I’m doing a review of Bryan Caplan’s The Myth of the Rational Voter so I’ll save the overview until later. But I really rather love the way that, in attempting to refute the central argument, Kevin Drum actually makes the point.
We went to war against Nazi Germany even though Hitler was as good a
trading partner as the Weimar Republic. We pass minimum wage laws
because our guts tell us that it’s wrong to expect an adult in a rich
country to work like a dog seven days a week for subsistence wages. And
some of us continue to press for national healthcare not simply because
it addresses known market failures (though it does), but because we
think it’s fundamentally wrong to make people beg, plead, and scrape in
order to receive decent medical care.
The free market rejects all of these things. But in the voting
booth, sometimes the better angels of our natures take wing for a
moment and persuade us to try to make ourselves into better people. The
free market pushes back, of course, and warns us that we can’t always
have everything we want. Thankfully, though, it doesn’t always win.

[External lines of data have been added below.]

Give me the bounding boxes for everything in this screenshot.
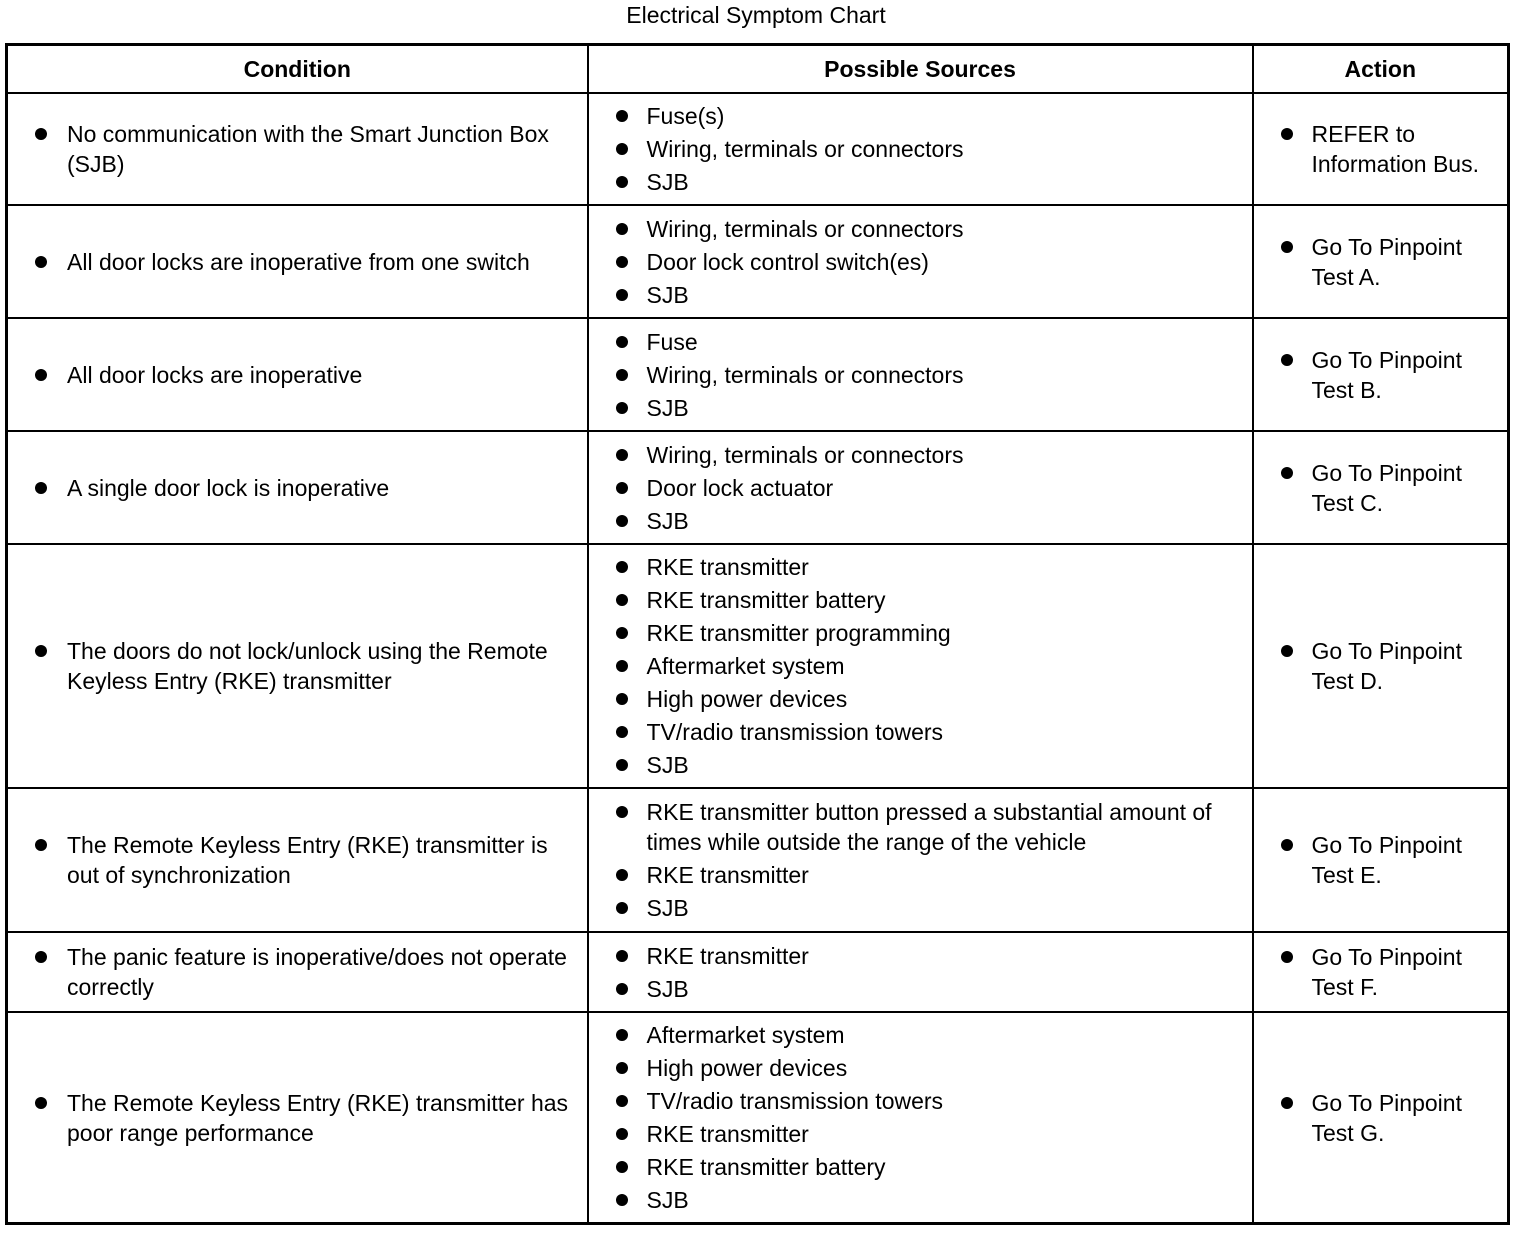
- action-text-list: [1254, 458, 1508, 518]
- action-cell: [1253, 318, 1509, 431]
- condition-text: The doors do not lock/unlock using the Remote Keyless Entry (RKE) transmitter: [8, 636, 587, 696]
- table-row: [7, 544, 1509, 788]
- source-item: Aftermarket system: [589, 651, 1252, 681]
- table-row: [7, 205, 1509, 318]
- action-text-list: [1254, 942, 1508, 1002]
- source-item: SJB: [589, 167, 1252, 197]
- condition-text-list: [8, 1088, 587, 1148]
- condition-cell: [7, 788, 588, 932]
- source-item-list: [589, 207, 1252, 317]
- condition-text: The Remote Keyless Entry (RKE) transmitter is out of synchronization: [8, 830, 587, 890]
- table-header-row: [7, 45, 1509, 94]
- condition-text-list: [8, 830, 587, 890]
- source-item-list: [589, 1013, 1252, 1222]
- condition-text-list: [8, 360, 587, 390]
- source-item: High power devices: [589, 684, 1252, 714]
- source-item: Wiring, terminals or connectors: [589, 134, 1252, 164]
- source-item-list: [589, 790, 1252, 930]
- action-text-list: [1254, 119, 1508, 179]
- condition-text-list: [8, 473, 587, 503]
- table-body: [7, 93, 1509, 1224]
- source-item-list: [589, 545, 1252, 787]
- condition-text-list: [8, 942, 587, 1002]
- condition-text: The panic feature is inoperative/does not operate correctly: [8, 942, 587, 1002]
- source-item: Aftermarket system: [589, 1020, 1252, 1050]
- possible-sources-cell: [588, 932, 1253, 1012]
- condition-text: All door locks are inoperative: [8, 360, 587, 390]
- source-item: Wiring, terminals or connectors: [589, 440, 1252, 470]
- action-cell: [1253, 788, 1509, 932]
- source-item-list: [589, 320, 1252, 430]
- condition-cell: [7, 1012, 588, 1224]
- action-text: Go To Pinpoint Test G.: [1254, 1088, 1508, 1148]
- source-item: RKE transmitter programming: [589, 618, 1252, 648]
- action-text: Go To Pinpoint Test C.: [1254, 458, 1508, 518]
- condition-text: A single door lock is inoperative: [8, 473, 587, 503]
- source-item-list: [589, 934, 1252, 1011]
- possible-sources-cell: [588, 205, 1253, 318]
- header-possible-sources: Possible Sources: [588, 45, 1253, 94]
- header-action: Action: [1253, 45, 1509, 94]
- condition-cell: [7, 93, 588, 205]
- source-item: RKE transmitter: [589, 941, 1252, 971]
- source-item: SJB: [589, 750, 1252, 780]
- table-row: [7, 431, 1509, 544]
- source-item: SJB: [589, 506, 1252, 536]
- condition-cell: [7, 544, 588, 788]
- action-cell: [1253, 205, 1509, 318]
- table-row: [7, 788, 1509, 932]
- source-item: Fuse(s): [589, 101, 1252, 131]
- action-text: Go To Pinpoint Test B.: [1254, 345, 1508, 405]
- source-item: SJB: [589, 280, 1252, 310]
- source-item: Door lock actuator: [589, 473, 1252, 503]
- source-item-list: [589, 433, 1252, 543]
- action-text: Go To Pinpoint Test A.: [1254, 232, 1508, 292]
- source-item: Wiring, terminals or connectors: [589, 360, 1252, 390]
- source-item: SJB: [589, 974, 1252, 1004]
- possible-sources-cell: [588, 544, 1253, 788]
- source-item: High power devices: [589, 1053, 1252, 1083]
- source-item: RKE transmitter: [589, 1119, 1252, 1149]
- action-text: Go To Pinpoint Test F.: [1254, 942, 1508, 1002]
- header-condition: Condition: [7, 45, 588, 94]
- source-item: TV/radio transmission towers: [589, 717, 1252, 747]
- possible-sources-cell: [588, 431, 1253, 544]
- action-text: Go To Pinpoint Test E.: [1254, 830, 1508, 890]
- action-cell: [1253, 431, 1509, 544]
- action-cell: [1253, 932, 1509, 1012]
- table-row: [7, 932, 1509, 1012]
- source-item: SJB: [589, 393, 1252, 423]
- action-cell: [1253, 93, 1509, 205]
- possible-sources-cell: [588, 788, 1253, 932]
- possible-sources-cell: [588, 1012, 1253, 1224]
- condition-text-list: [8, 636, 587, 696]
- action-text-list: [1254, 232, 1508, 292]
- action-text-list: [1254, 830, 1508, 890]
- source-item: Fuse: [589, 327, 1252, 357]
- action-text: REFER to Information Bus.: [1254, 119, 1508, 179]
- action-text-list: [1254, 636, 1508, 696]
- source-item: SJB: [589, 893, 1252, 923]
- source-item-list: [589, 94, 1252, 204]
- source-item: RKE transmitter: [589, 860, 1252, 890]
- condition-text: The Remote Keyless Entry (RKE) transmitter has poor range performance: [8, 1088, 587, 1148]
- possible-sources-cell: [588, 318, 1253, 431]
- action-text-list: [1254, 345, 1508, 405]
- source-item: RKE transmitter: [589, 552, 1252, 582]
- condition-cell: [7, 431, 588, 544]
- condition-text: No communication with the Smart Junction Box (SJB): [8, 119, 587, 179]
- action-cell: [1253, 1012, 1509, 1224]
- table-row: [7, 318, 1509, 431]
- source-item: Door lock control switch(es): [589, 247, 1252, 277]
- action-cell: [1253, 544, 1509, 788]
- table-row: [7, 1012, 1509, 1224]
- condition-text-list: [8, 119, 587, 179]
- source-item: Wiring, terminals or connectors: [589, 214, 1252, 244]
- condition-cell: [7, 205, 588, 318]
- table-row: [7, 93, 1509, 205]
- source-item: RKE transmitter battery: [589, 1152, 1252, 1182]
- source-item: RKE transmitter battery: [589, 585, 1252, 615]
- condition-text: All door locks are inoperative from one switch: [8, 247, 587, 277]
- action-text: Go To Pinpoint Test D.: [1254, 636, 1508, 696]
- condition-text-list: [8, 247, 587, 277]
- source-item: RKE transmitter button pressed a substantial amount of times while outside the range of the vehicle: [589, 797, 1252, 857]
- chart-title: Electrical Symptom Chart: [626, 2, 886, 28]
- source-item: TV/radio transmission towers: [589, 1086, 1252, 1116]
- symptom-table: [5, 43, 1510, 1225]
- condition-cell: [7, 318, 588, 431]
- action-text-list: [1254, 1088, 1508, 1148]
- condition-cell: [7, 932, 588, 1012]
- possible-sources-cell: [588, 93, 1253, 205]
- source-item: SJB: [589, 1185, 1252, 1215]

Rationality is a high virtue, but it’s not the only virtue.
Well, "we" as in Americans, went to war with Nazi Germany because Hitler declared war on the US. But leaving that slip aside, minimum wage laws are indeed a perfect example of Caplan’s point.

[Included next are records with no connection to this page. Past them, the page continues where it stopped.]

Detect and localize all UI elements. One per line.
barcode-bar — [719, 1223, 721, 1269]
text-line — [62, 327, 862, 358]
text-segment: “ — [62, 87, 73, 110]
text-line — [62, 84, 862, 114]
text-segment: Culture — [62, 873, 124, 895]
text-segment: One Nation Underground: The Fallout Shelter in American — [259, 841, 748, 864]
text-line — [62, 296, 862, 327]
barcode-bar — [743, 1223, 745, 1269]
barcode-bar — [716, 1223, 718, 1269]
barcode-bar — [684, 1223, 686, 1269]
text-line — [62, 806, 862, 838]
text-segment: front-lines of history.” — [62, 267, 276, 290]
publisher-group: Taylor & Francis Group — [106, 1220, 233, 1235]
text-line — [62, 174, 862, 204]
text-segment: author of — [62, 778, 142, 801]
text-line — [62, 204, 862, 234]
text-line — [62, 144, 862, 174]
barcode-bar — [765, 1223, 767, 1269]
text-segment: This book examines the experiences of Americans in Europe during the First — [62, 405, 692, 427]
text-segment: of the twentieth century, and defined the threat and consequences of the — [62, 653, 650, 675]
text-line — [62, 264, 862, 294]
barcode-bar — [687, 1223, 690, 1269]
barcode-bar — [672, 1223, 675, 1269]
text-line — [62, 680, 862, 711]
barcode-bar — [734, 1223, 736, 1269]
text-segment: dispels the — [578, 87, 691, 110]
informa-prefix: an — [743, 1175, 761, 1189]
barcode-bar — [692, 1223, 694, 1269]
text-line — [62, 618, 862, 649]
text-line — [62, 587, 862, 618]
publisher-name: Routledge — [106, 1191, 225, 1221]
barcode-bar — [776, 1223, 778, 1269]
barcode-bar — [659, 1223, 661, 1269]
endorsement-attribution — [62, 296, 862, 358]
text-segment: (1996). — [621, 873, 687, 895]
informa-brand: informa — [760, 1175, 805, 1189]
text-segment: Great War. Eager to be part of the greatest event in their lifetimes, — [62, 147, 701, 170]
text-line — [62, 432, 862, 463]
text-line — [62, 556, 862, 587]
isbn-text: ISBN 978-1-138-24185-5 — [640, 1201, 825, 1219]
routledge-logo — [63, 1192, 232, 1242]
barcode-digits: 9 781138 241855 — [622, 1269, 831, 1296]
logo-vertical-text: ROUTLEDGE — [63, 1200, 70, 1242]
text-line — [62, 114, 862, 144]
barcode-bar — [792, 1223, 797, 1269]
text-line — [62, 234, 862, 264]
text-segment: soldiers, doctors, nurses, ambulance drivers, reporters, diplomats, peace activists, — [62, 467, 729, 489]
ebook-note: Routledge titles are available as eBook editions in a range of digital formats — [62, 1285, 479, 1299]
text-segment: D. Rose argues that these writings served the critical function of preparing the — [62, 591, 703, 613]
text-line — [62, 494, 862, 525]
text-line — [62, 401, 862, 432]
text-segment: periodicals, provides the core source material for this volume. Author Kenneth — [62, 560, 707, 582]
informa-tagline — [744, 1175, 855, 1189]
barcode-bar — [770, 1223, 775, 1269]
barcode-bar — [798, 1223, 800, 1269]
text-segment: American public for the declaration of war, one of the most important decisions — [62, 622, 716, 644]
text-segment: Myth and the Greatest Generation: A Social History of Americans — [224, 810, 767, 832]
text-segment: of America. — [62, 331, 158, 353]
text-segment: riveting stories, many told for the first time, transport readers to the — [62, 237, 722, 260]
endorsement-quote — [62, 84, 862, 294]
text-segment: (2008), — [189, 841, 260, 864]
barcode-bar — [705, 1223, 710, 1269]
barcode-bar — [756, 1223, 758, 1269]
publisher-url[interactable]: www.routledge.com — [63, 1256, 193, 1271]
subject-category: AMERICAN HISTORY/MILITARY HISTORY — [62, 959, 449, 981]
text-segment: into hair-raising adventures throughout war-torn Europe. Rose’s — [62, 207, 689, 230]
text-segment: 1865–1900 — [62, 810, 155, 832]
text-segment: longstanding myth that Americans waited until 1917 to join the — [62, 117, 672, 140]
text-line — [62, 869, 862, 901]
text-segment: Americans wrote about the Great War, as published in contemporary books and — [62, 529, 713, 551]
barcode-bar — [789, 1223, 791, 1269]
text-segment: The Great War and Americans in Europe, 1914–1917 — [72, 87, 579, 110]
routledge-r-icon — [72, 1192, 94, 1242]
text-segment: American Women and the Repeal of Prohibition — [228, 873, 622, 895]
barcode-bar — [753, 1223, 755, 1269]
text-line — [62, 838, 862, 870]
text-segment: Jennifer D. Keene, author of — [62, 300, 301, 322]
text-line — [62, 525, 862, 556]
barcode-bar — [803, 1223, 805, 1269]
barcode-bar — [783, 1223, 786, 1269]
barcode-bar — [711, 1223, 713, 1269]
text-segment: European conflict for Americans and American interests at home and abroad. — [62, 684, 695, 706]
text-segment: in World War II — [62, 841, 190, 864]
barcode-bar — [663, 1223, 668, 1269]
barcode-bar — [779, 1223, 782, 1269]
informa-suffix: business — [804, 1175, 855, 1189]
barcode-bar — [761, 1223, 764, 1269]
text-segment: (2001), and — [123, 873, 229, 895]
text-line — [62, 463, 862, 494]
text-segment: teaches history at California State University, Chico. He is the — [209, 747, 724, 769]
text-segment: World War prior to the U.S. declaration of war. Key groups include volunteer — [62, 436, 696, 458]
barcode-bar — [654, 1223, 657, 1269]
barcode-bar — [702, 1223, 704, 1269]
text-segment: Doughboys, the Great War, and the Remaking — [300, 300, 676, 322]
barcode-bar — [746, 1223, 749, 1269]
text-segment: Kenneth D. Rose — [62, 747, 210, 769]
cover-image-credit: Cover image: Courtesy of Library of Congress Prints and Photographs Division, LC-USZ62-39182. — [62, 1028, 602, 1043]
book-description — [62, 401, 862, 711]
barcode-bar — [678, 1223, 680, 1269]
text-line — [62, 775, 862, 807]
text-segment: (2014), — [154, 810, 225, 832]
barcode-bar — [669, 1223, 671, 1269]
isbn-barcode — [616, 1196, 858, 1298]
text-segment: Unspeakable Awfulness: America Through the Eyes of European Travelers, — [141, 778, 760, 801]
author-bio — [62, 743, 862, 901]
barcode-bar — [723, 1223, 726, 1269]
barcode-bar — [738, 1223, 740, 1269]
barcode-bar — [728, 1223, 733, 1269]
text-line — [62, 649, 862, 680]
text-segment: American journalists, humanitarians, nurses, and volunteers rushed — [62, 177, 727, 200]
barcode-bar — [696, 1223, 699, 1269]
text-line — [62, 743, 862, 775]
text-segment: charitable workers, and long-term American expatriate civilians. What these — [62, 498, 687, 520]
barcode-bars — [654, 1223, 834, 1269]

The complaint is that an unadulterated market outcome produces a result that we don’t like. Inequality is too great, people are working like dogs for subsistence wages…yes? I’m not misrepresenting the situation? Great, we can indeed solve that by political means. We have any number of options, more education to raise productivity, more union power perhaps to improve bargaining positions, we could, if we wished, via the tax system, simply give those hard working poor more money: we could even, if we worked at it, simply mandate that everyone gets subsistence wages before they even start working. The citizen’s basic income approach. We could also increase the minimum wage.
No doubt there are many more policy options but when we try to decide between them we must, of course, be rational about doing so. We want to get the maximum of what we desire with the least bad effects and at the lowest cost. That is a reasonable definition of rationality? The most bang for our buck in trying to solve a perceived problem?
Now, of those different approaches there are two that are widely discussed in economic circles. Giving the working poor more money (otherwise known as the EITC) and the minimum wage. Which of these alleviates more poverty, reduces inequality the most, at the least cost to the rest of society? Expanding the EITC.
Which does Drum severally propose, support and cheer the introduction of? A higher minimum wage, a less rational answer to our problem.
Caplan’s point, that voters are less rational when voting than when being economic agents seems to be bourne out.
I don’t know enough about Drum’s proposals on national healthcare to know which specific flavour he supports, so this is more general. There are indeed those in the US who are agitating for a reform of the health care system there. Yet some of these people are (note please, some,) pointing at, say, the French system and noting that the OECD rates it as the best in the rich world. Excellent, let’s go copy that!
That’s entirely rational: we want a better/best health care system, let’s copy the better/best one. They then go on to say that the US therefore needs a single payer system (the French system is not single payer), that health insurance needs to be decoupled from employment (the French one is coupled to it), that we no longer require private insurance companies (the French system depends upon them), that health care should be free at the point of use (you pay for it in France…I believe that this is an allegation that Michael Moore makes in his new movie, Sicko), that there should be no co-payments (there are in France) and even that we should have a single provider system (the French system is multiple provider).
Isn’t that a reasonable description of someone being irrational in a political context?
Robert Waldman and Mark Thoma both have more on this: no, they don’t agree with my view. Quelle surprise.